Laravel’s exception handler (app/Exceptions/Handler.php) transforms exceptions into structured JSON responses.

public function render($request, Throwable $e)
{
    if ($request->expectsJson()) {
        return response()->json(['message' => $e->getMessage()], 500);
    }
    return parent::render($request, $e);
}

Returning Proper Status Codes

REST conventions dictate which status codes you should use so that your API works the way other developers expect.

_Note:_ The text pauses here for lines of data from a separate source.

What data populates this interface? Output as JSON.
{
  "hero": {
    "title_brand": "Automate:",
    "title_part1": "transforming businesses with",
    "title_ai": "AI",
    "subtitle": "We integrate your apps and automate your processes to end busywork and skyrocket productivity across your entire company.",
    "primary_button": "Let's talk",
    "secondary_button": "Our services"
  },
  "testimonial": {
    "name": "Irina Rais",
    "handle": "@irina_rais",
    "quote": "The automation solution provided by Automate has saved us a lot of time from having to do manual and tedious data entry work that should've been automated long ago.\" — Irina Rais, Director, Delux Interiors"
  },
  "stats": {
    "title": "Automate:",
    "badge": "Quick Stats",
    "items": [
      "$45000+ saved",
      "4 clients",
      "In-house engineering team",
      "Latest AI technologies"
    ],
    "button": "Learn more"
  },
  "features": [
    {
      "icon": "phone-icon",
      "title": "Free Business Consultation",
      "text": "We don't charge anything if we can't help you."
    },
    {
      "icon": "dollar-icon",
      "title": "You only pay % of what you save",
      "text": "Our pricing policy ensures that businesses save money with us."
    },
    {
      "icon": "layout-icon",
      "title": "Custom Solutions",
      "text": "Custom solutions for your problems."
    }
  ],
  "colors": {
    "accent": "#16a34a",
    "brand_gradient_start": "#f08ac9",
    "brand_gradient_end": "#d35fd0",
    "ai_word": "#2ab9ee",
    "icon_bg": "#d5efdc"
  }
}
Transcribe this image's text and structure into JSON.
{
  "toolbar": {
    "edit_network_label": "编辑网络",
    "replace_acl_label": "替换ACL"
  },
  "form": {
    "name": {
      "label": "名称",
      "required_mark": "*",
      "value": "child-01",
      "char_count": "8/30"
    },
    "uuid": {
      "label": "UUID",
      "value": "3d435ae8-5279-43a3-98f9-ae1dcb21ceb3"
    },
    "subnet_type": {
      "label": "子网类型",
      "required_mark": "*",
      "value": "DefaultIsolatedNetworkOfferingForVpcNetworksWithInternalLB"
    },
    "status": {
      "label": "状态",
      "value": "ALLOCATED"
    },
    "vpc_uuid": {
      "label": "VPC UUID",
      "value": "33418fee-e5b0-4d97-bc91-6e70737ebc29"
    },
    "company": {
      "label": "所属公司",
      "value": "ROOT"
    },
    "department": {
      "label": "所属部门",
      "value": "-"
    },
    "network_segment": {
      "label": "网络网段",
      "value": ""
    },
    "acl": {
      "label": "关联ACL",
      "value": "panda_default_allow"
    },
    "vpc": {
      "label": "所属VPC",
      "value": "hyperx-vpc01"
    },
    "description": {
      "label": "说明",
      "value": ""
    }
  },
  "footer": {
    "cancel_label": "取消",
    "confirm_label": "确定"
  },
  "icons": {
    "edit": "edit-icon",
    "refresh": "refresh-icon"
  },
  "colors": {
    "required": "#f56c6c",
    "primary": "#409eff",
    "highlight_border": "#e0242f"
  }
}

• 200 OK / 201 Created for success
• 204 No Content for empty responses
• 401 Unauthorized / 403 Forbidden for access issues
• 422 Unprocessable Entity for validation errors

Try/catch for External Service Calls

Wrapping third-party service calls in try/catch blocks allows you to handle failures gracefully and be clear with clients when an error or failure occurs.

try {
  $response = Http::get('https://api.external-service.com');
} catch (Throwable $e) {
  return response()->json(['error' => 'Service unavailable'], 503);
}

Taking Laravel API Development to the Next Level

In this Laravel REST API tutorial, we’ve covered setup, models, authentication, validation, resources, and tests, and you should now have a working RESTful API built entirely with Laravel 12.

If you are interested in expanding your knowledge and/or your application, the next actionable steps would include learning to:

• Use Laravel Passport if full OAuth 2.0 support is needed.
• Add rate limits for production scale.
• Connect the API with SPA frameworks like React or Vue.js.
• Integrate your API with front-end frameworks like React or Vue.js.

If you are a junior, I recommend focusing on testing and maintainability, diving into authentication mechanisms and security, or delving into advanced database relationships. Fundamentally, you should strive for learning how an API works in depth and how to handle the complexity that comes with creating and managing these systems.